Monday, February 19, 2024

"Matches" That Certainly Weren't Made in Heaven

And just to set the record straight here in the beginning, I'm not talking about marriage matches. I'm instead talking about the kind of "shouting matches" (and worse) that often transpire when lakeside property owners and anglers who like to fish docks collide over each other's rights.

Read about this guy who was fishing a remote area of the North Fork on the American River for smallies. He had spent a good hour watching dozens of smallies in pools but wasn't able to hook a single one. Frustrated, he waded out in the middle of the river, casting behind rocks.

"All of a sudden, this crazy-looking guy emerges from the bushes," he said, "and starts brandishing a pistol and yelling, 'I'm Ted, and this is my river, and you're invading my home!'

"This is just great!" thought the angler to himself. "I'm not that good of a wader to start with, and I'm up to my chest in pretty fast water, and Ted's apparently identified me as a 'home invader.'

"Hey, Ted, you doing OK? I asked. Just checking on you dude."

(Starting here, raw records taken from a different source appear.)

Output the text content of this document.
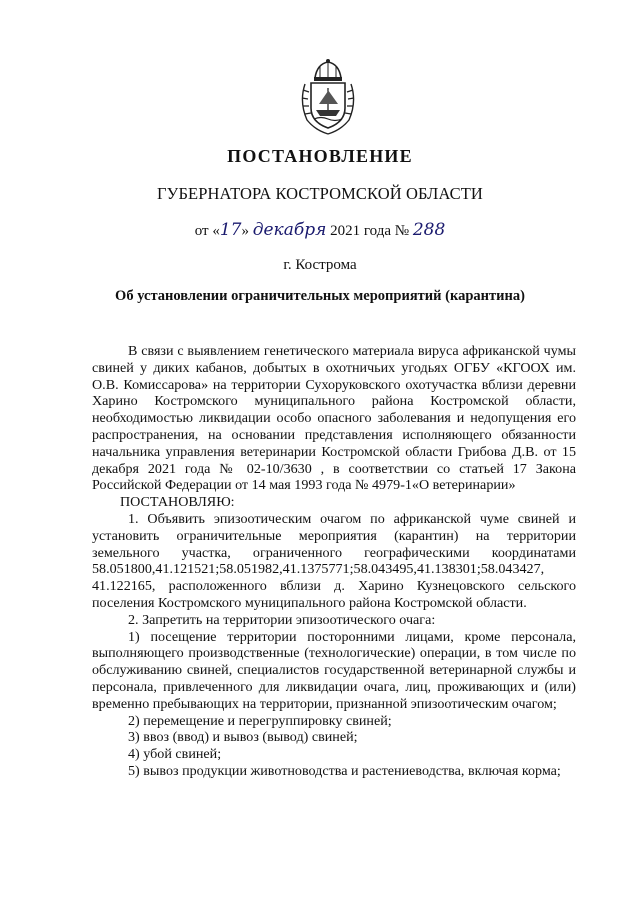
ПОСТАНОВЛЕНИЕ
ГУБЕРНАТОРА КОСТРОМСКОЙ ОБЛАСТИ
от «17» декабря 2021 года № 288
г. Кострома
Об установлении ограничительных мероприятий (карантина)

В связи с выявлением генетического материала вируса африканской чумы свиней у диких кабанов, добытых в охотничьих угодьях ОГБУ «КГООХ им. О.В. Комиссарова» на территории Сухоруковского охотучастка вблизи деревни Харино Костромского муниципального района Костромской области, необходимостью ликвидации особо опасного заболевания и недопущения его распространения, на основании представления исполняющего обязанности начальника управления ветеринарии Костромской области Грибова Д.В. от 15 декабря 2021 года № 02-10/3630 , в соответствии со статьей 17 Закона Российской Федерации от 14 мая 1993 года № 4979-1«О ветеринарии»

ПОСТАНОВЛЯЮ:

1. Объявить эпизоотическим очагом по африканской чуме свиней и установить ограничительные мероприятия (карантин) на территории земельного участка, ограниченного географическими координатами 58.051800,41.121521;58.051982,41.1375771;58.043495,41.138301;58.043427, 41.122165, расположенного вблизи д. Харино Кузнецовского сельского поселения Костромского муниципального района Костромской области.

2. Запретить на территории эпизоотического очага:

1) посещение территории посторонними лицами, кроме персонала, выполняющего производственные (технологические) операции, в том числе по обслуживанию свиней, специалистов государственной ветеринарной службы и персонала, привлеченного для ликвидации очага, лиц, проживающих и (или) временно пребывающих на территории, признанной эпизоотическим очагом;

2) перемещение и перегруппировку свиней;

3) ввоз (ввод) и вывоз (вывод) свиней;

4) убой свиней;

5) вывоз продукции животноводства и растениеводства, включая корма;
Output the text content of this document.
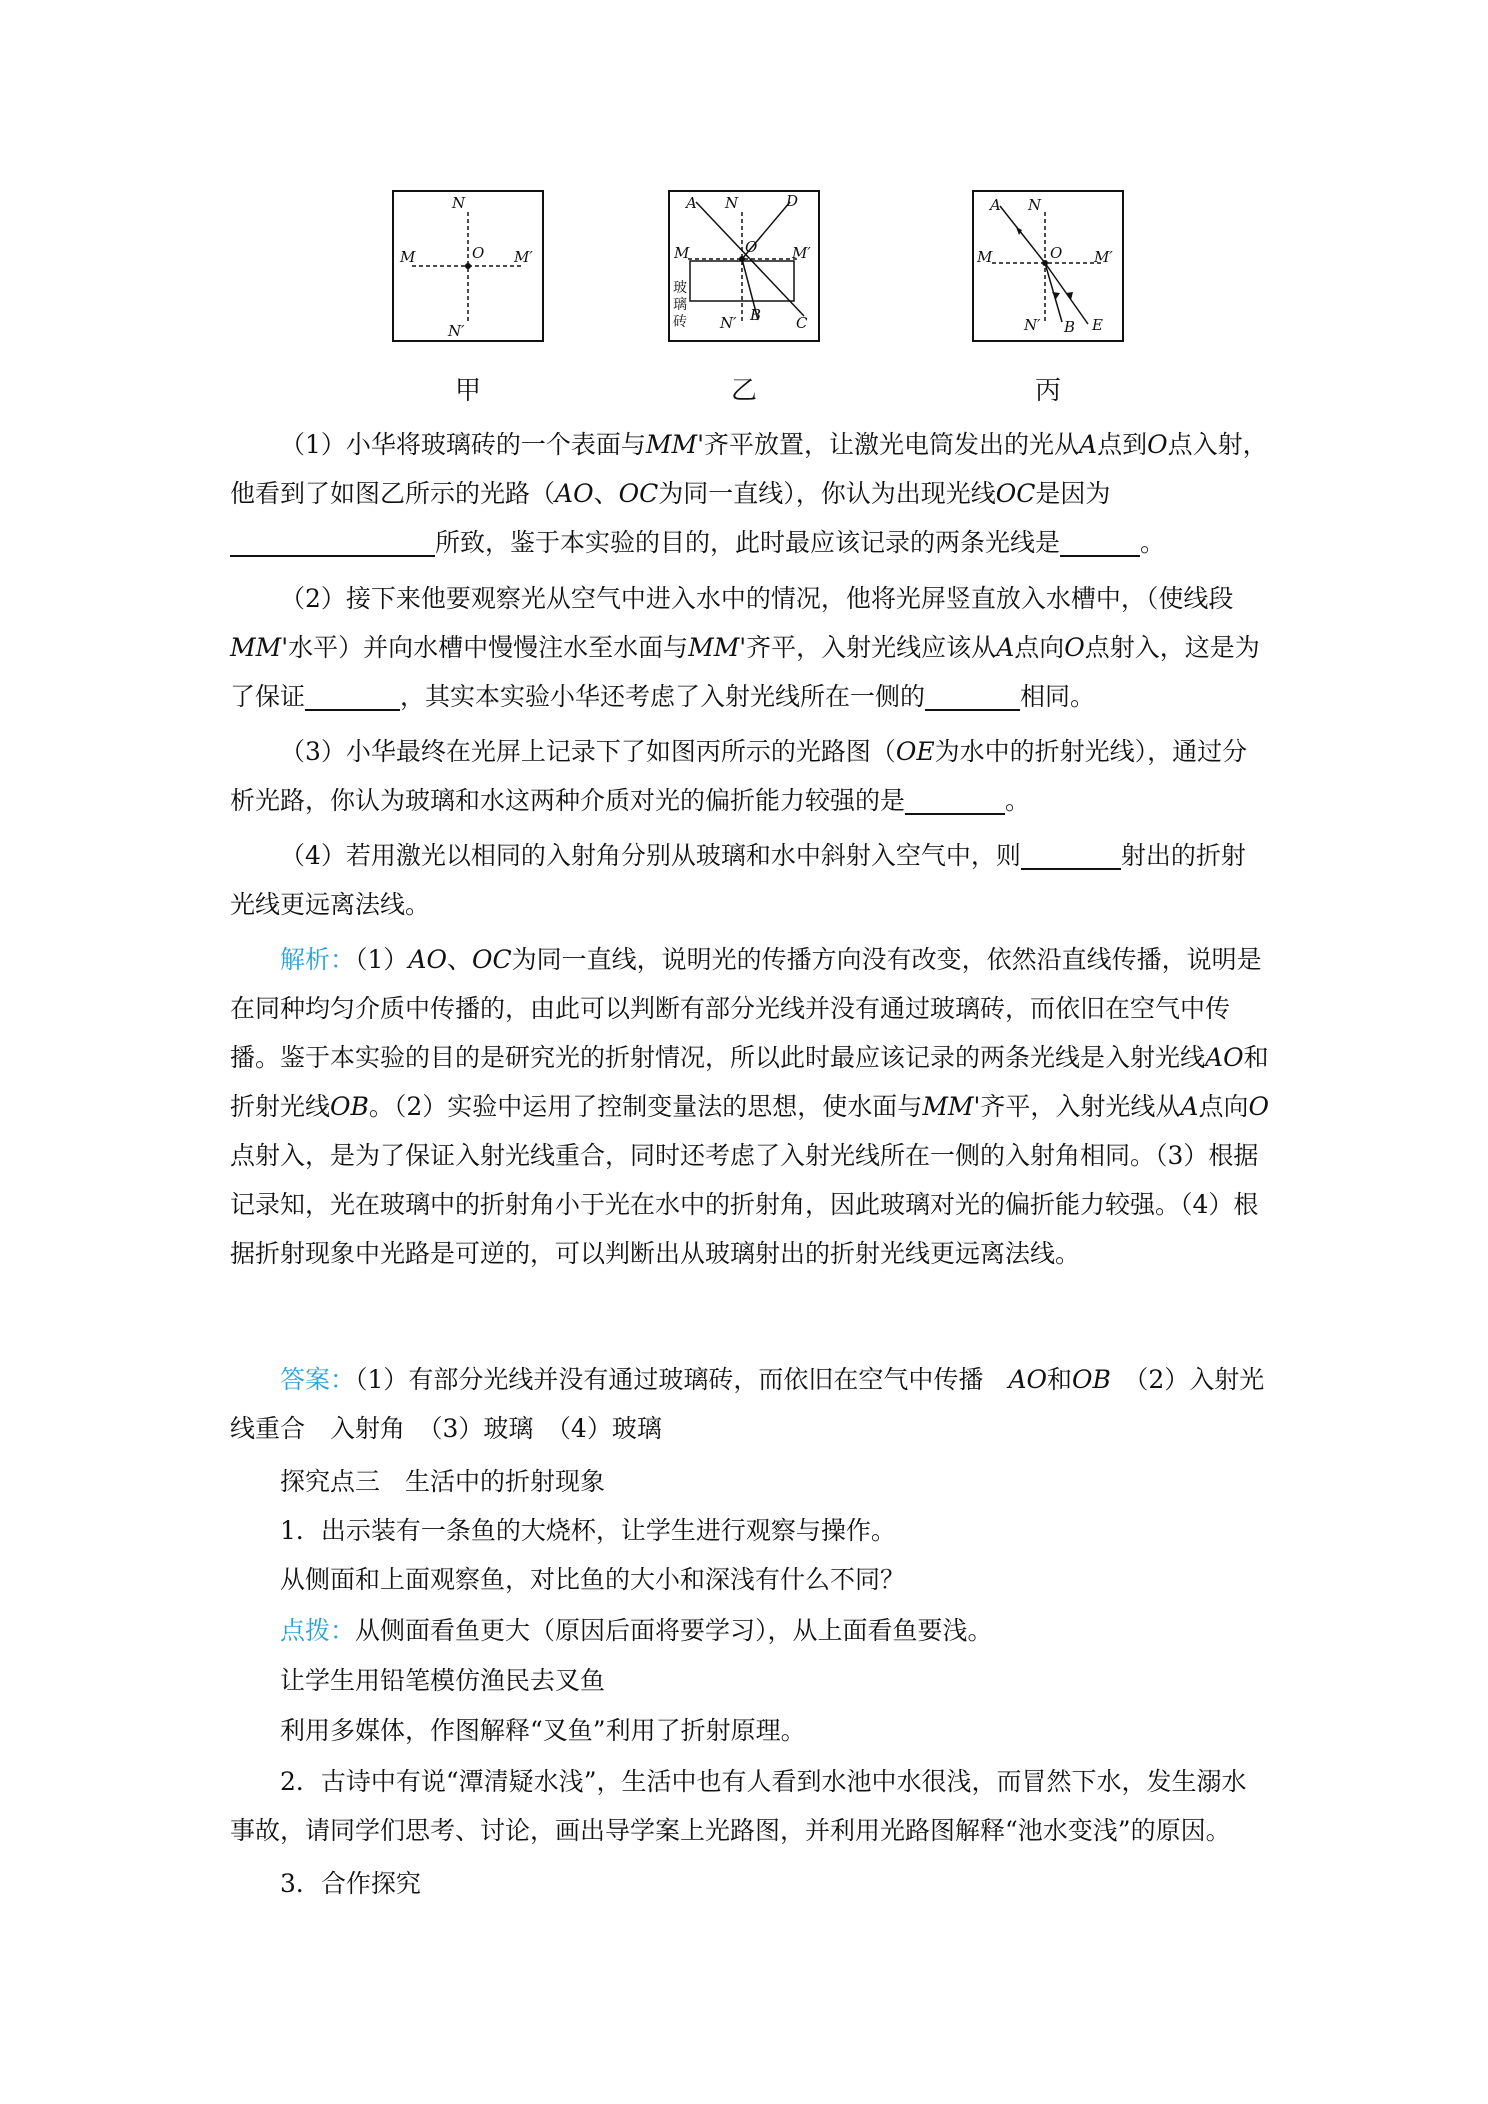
N
M	O M′
N′
甲
A N	D
M	O M′
玻
璃
砖 N′ B C
乙
A N
M	O M′
N′ B E
丙

（1）小华将玻璃砖的一个表面与MM'齐平放置，让激光电筒发出的光从A点到O点入射，他看到了如图乙所示的光路（AO、OC为同一直线），你认为出现光线OC是因为
所致，鉴于本实验的目的，此时最应该记录的两条光线是	。

（2）接下来他要观察光从空气中进入水中的情况，他将光屏竖直放入水槽中，（使线段MM'水平）并向水槽中慢慢注水至水面与MM'齐平，入射光线应该从A点向O点射入，这是为了保证	，其实本实验小华还考虑了入射光线所在一侧的	相同。

（3）小华最终在光屏上记录下了如图丙所示的光路图（OE为水中的折射光线），通过分析光路，你认为玻璃和水这两种介质对光的偏折能力较强的是	。

（4）若用激光以相同的入射角分别从玻璃和水中斜射入空气中，则	射出的折射光线更远离法线。

解析：（1）AO、OC为同一直线，说明光的传播方向没有改变，依然沿直线传播，说明是在同种均匀介质中传播的，由此可以判断有部分光线并没有通过玻璃砖，而依旧在空气中传播。鉴于本实验的目的是研究光的折射情况，所以此时最应该记录的两条光线是入射光线AO和折射光线OB。（2）实验中运用了控制变量法的思想，使水面与MM'齐平，入射光线从A点向O点射入，是为了保证入射光线重合，同时还考虑了入射光线所在一侧的入射角相同。（3）根据记录知，光在玻璃中的折射角小于光在水中的折射角，因此玻璃对光的偏折能力较强。（4）根据折射现象中光路是可逆的，可以判断出从玻璃射出的折射光线更远离法线。

答案：（1）有部分光线并没有通过玻璃砖，而依旧在空气中传播　AO和OB　（2）入射光线重合　入射角　（3）玻璃　（4）玻璃

探究点三　生活中的折射现象

1．出示装有一条鱼的大烧杯，让学生进行观察与操作。

从侧面和上面观察鱼，对比鱼的大小和深浅有什么不同？

点拨：从侧面看鱼更大（原因后面将要学习），从上面看鱼要浅。

让学生用铅笔模仿渔民去叉鱼

利用多媒体，作图解释“叉鱼”利用了折射原理。

2．古诗中有说“潭清疑水浅”，生活中也有人看到水池中水很浅，而冒然下水，发生溺水事故，请同学们思考、讨论，画出导学案上光路图，并利用光路图解释“池水变浅”的原因。

3．合作探究
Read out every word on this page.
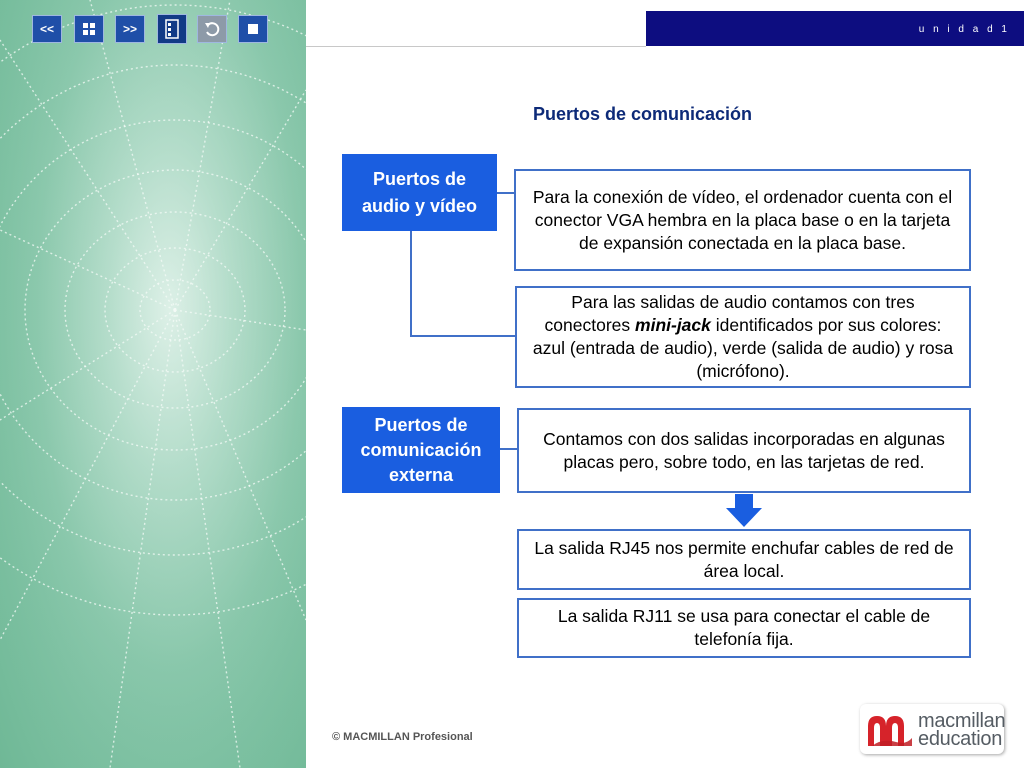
<<	>>	u n i d a d 1
Puertos de comunicación
Puertos de audio y vídeo	Para la conexión de vídeo, el ordenador cuenta con el conector VGA hembra en la placa base o en la tarjeta de expansión conectada en la placa base.
Para las salidas de audio contamos con tres conectores mini-jack identificados por sus colores: azul (entrada de audio), verde (salida de audio) y rosa (micrófono).
Puertos de comunicación externa
Contamos con dos salidas incorporadas en algunas placas pero, sobre todo, en las tarjetas de red.
La salida RJ45 nos permite enchufar cables de red de área local.
La salida RJ11 se usa para conectar el cable de telefonía fija.
© MACMILLAN Profesional
macmillan
education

However, Ted didn't respond, opting instead to just stare, as though he was trying to remember the angler, who, in the process, slowly waded out of the river...while keeping his eyes glued on Ted. The angler hadn't taken but two steps backward (while watching Teddy boy ever so carefully) until he was buzzed by a fat rattlesnake coiled and ready on the rocks. He subsequently fell into the water, went swimming, and didn't get out again until he was a few yards downstream.

By now, all the angler wanted was just to get out of there, but within another two minutes, he was buzzed yet again by a second rattlesnake in a tree hollow...maybe 5 feet away. He then started walking and happened across a third Diamondback half-covered in dust that he nearly stepped on.

"My car never looked so good," he remarked, as he drove away from the scene.

Also came across the story of a kayaker who was fishing along some docks on the Intracoastal Waterway. He was just off the docks, fishing the pilings, when a lady ran out, telling him that he couldn't fish there.

"Those are my fish," she complained.

In the middle of her rant, the fella caught a large sheepshead, which made her livid. While she called the cops, he kept fishing.

When the cops showed, they took statements from both parties. They also informed the lady that, as long as the fisherman didn't tie a rope to her dock, he was within his right to fish there. At this point, she went off on the cops, telling them that she had paid for that dock, that he was taking her fish, and she started throwing things in the water to scare the fish away.

One of the cops subsequently went over to the angler and asked if there was anything more he could help with.

"As a matter of fact, there is," he said.

He then pulled his phone out and cited the law that stated it's illegal to interfere with any person legally fishing. In the end, the lady got a ticket, and the angler got a fun story he could share with all his buddies.